Katie, nine-years old, is reading her first novel, Bloom by Nicola Skinner. She reads it aloud to me, a chapter a night before she goes to bed. We’re almost 90 pages into this delightful 350-page book about a play-by-the-rules girl who finds a packet of magic seeds that turn her world upside down.
A few nights ago, Katie stopped reading mid-sentence and turned to me with a look of wonder and bliss on her face. ‘I can really see all the people and places’, she proclaimed. ‘Can you?’
I got a lump in my throat. You’ve got it, I thought to myself. You’ve cracked the joy of reading, words creating entire worlds in your imagination of people and lives and places.
She’s read before, of course, but short books that can be read in one sitting and that don’t involve the immersion of the imagination that comes with reading a lengthy novel. She’s invested in the world of this book far more than she’s been invested in any story she’d read before.
What particularly made me emotional about this epiphany of Katie’s the other night is that she’s long held this misconception that she’s ‘bad at reading’ or ‘not very good at reading’. These are her own descriptions of her reading ability and, try as I might to dispel them, they have persisted. It’s probably younger sister syndrome (if such a thing exists). Lily, who is only 17 months older than Katie, was an early reader, and by the time she was the age that Katie is now, she had read all but two of the Harry Potter novels, most of the Narnia series, as well as a huge number of Jacqueline Wilson books (more on all of this next week). Lily is a voracious reader with very particular tastes and has been reading beyond her age level (if such a thing exists, which I doubt) for a long time. Katie, by her own comparison, is ‘not very good at reading’.
My past attempts to instill confidence in Katie’s reading ability have fallen short. She simply wasn’t ready. Her frequent mistakes, her slow reading pace and her lack of understanding frustrated her and deterred her from wanting to read more.

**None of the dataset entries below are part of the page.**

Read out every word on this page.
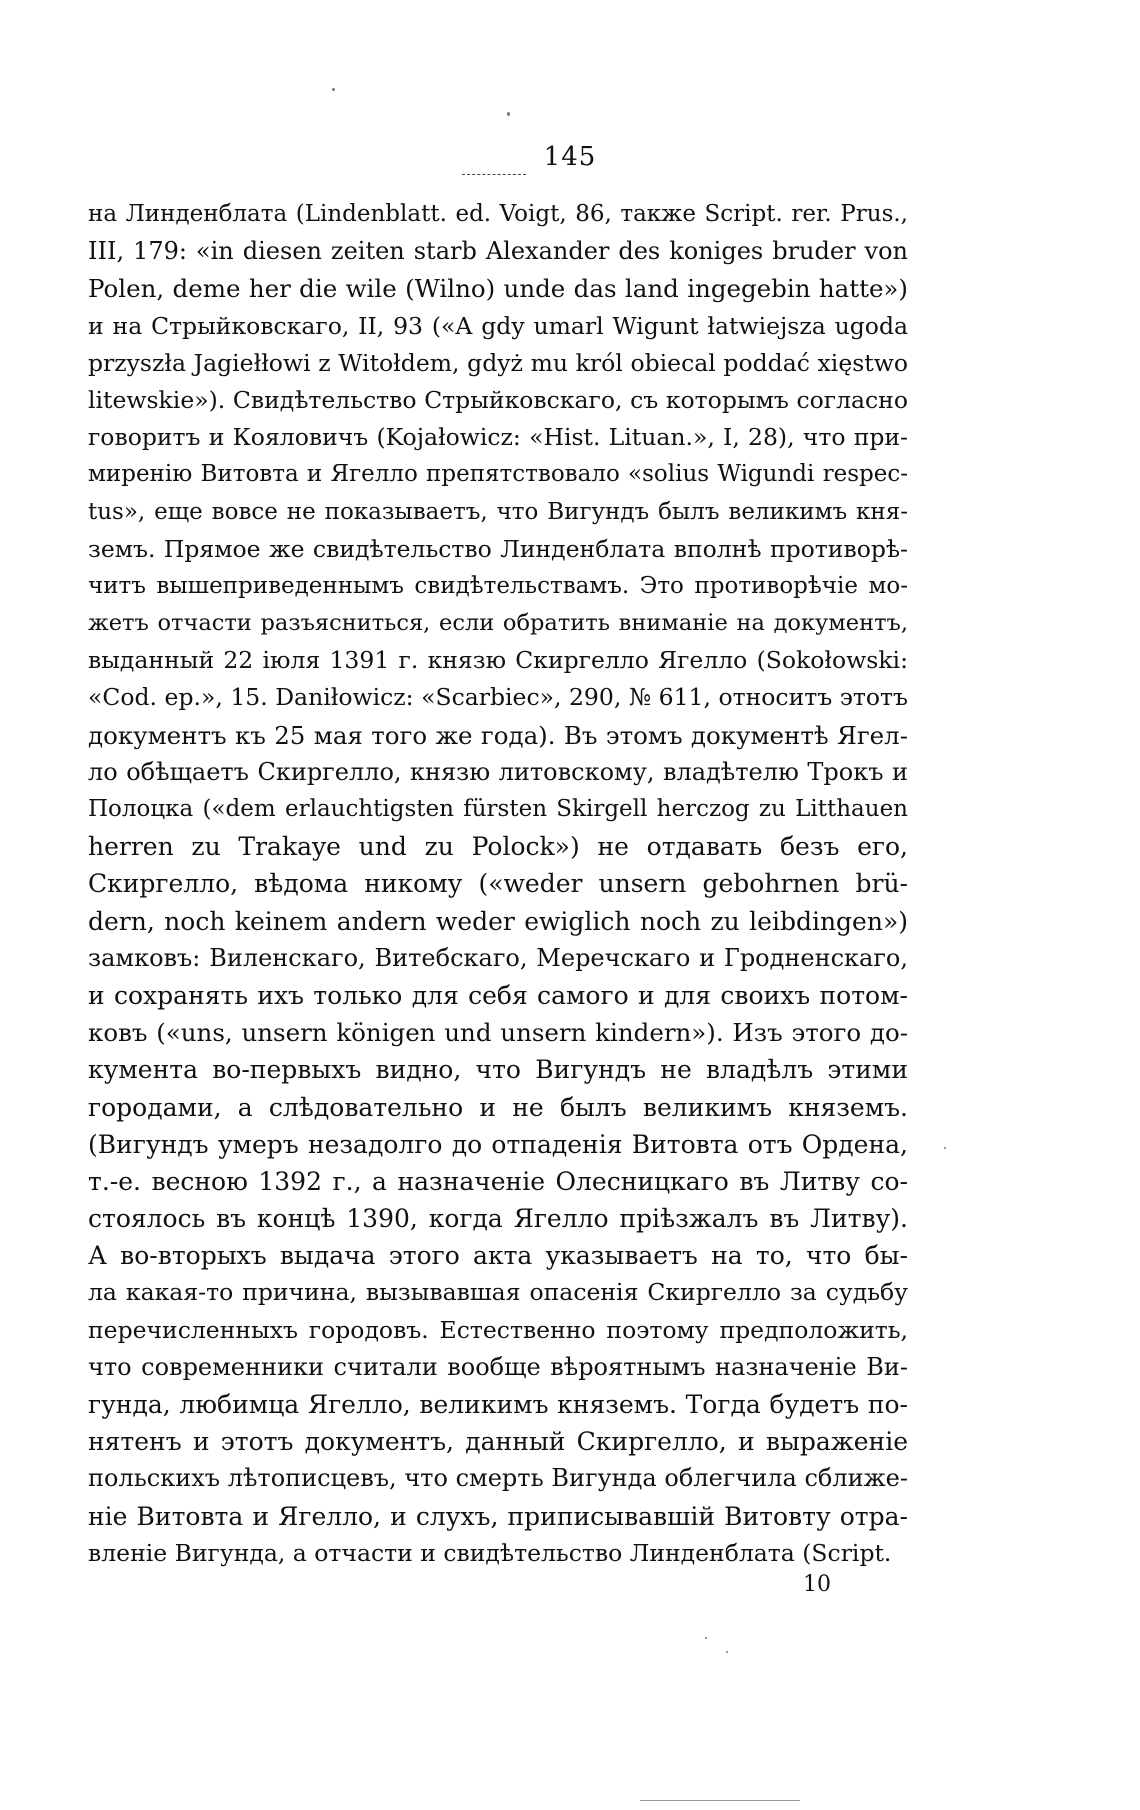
145
на Линденблата (Lindenblatt. ed. Voigt, 86, также Script. rer. Prus.,
III, 179: «in diesen zeiten starb Alexander des koniges bruder von
Polen, deme her die wile (Wilno) unde das land ingegebin hatte»)
и на Стрыйковскаго, II, 93 («A gdy umarl Wigunt łatwiejsza ugoda
przyszła Jagiełłowi z Witołdem, gdyż mu król obiecal poddać xięstwo
litewskie»). Свидѣтельство Стрыйковскаго, съ которымъ согласно
говоритъ и Кояловичъ (Kojałowicz: «Hist. Lituan.», I, 28), что при-
миренію Витовта и Ягелло препятствовало «solius Wigundi respec-
tus», еще вовсе не показываетъ, что Вигундъ былъ великимъ кня-
земъ. Прямое же свидѣтельство Линденблата вполнѣ противорѣ-
читъ вышеприведеннымъ свидѣтельствамъ. Это противорѣчіе мо-
жетъ отчасти разъясниться, если обратить вниманіе на документъ,
выданный 22 іюля 1391 г. князю Скиргелло Ягелло (Sokołowski:
«Cod. ep.», 15. Daniłowicz: «Scarbiec», 290, № 611, относитъ этотъ
документъ къ 25 мая того же года). Въ этомъ документѣ Ягел-
ло обѣщаетъ Скиргелло, князю литовскому, владѣтелю Трокъ и
Полоцка («dem erlauchtigsten fürsten Skirgell herczog zu Litthauen
herren zu Trakaye und zu Polock») не отдавать безъ его,
Скиргелло, вѣдома никому («weder unsern gebohrnen brü-
dern, noch keinem andern weder ewiglich noch zu leibdingen»)
замковъ: Виленскаго, Витебскаго, Меречскаго и Гродненскаго,
и сохранять ихъ только для себя самого и для своихъ потом-
ковъ («uns, unsern königen und unsern kindern»). Изъ этого до-
кумента во-первыхъ видно, что Вигундъ не владѣлъ этими
городами, а слѣдовательно и не былъ великимъ княземъ.
(Вигундъ умеръ незадолго до отпаденія Витовта отъ Ордена,
т.-е. весною 1392 г., а назначеніе Олесницкаго въ Литву со-
стоялось въ концѣ 1390, когда Ягелло пріѣзжалъ въ Литву).
А во-вторыхъ выдача этого акта указываетъ на то, что бы-
ла какая-то причина, вызывавшая опасенія Скиргелло за судьбу
перечисленныхъ городовъ. Естественно поэтому предположить,
что современники считали вообще вѣроятнымъ назначеніе Ви-
гунда, любимца Ягелло, великимъ княземъ. Тогда будетъ по-
нятенъ и этотъ документъ, данный Скиргелло, и выраженіе
польскихъ лѣтописцевъ, что смерть Вигунда облегчила сближе-
ніе Витовта и Ягелло, и слухъ, приписывавшій Витовту отра-
вленіе Вигунда, а отчасти и свидѣтельство Линденблата (Script.
10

But something about this book has flicked a switch. She bought it herself, for one thing, choosing it and paying for it with her own money at Easons when we were passing through Cavan town earlier in the summer. Reading it every night, she has become highly invested in the characters and in the place. She is the one dragging me to her bedroom each night so she can read the next chapter.
At first, she read slowly, stumbling over words and ignoring punctuation. But chapter-by-chapter, her reading speed has increased, her word recognition has improved remarkably, her ability to understand new words based on context or pre-existing knowledge of similar words has improved, and she now reads with correct intonation and timing (most of the time). Her confidence has grown in leaps and bounds. Listening to her read is a joy. Her joy in reading is a joy.
She’s now got a pile of books on her desk, stacked in order of what she wants to read next. If this carries on, we’re in for a cozy winter ahead filled with adventures of the imagination.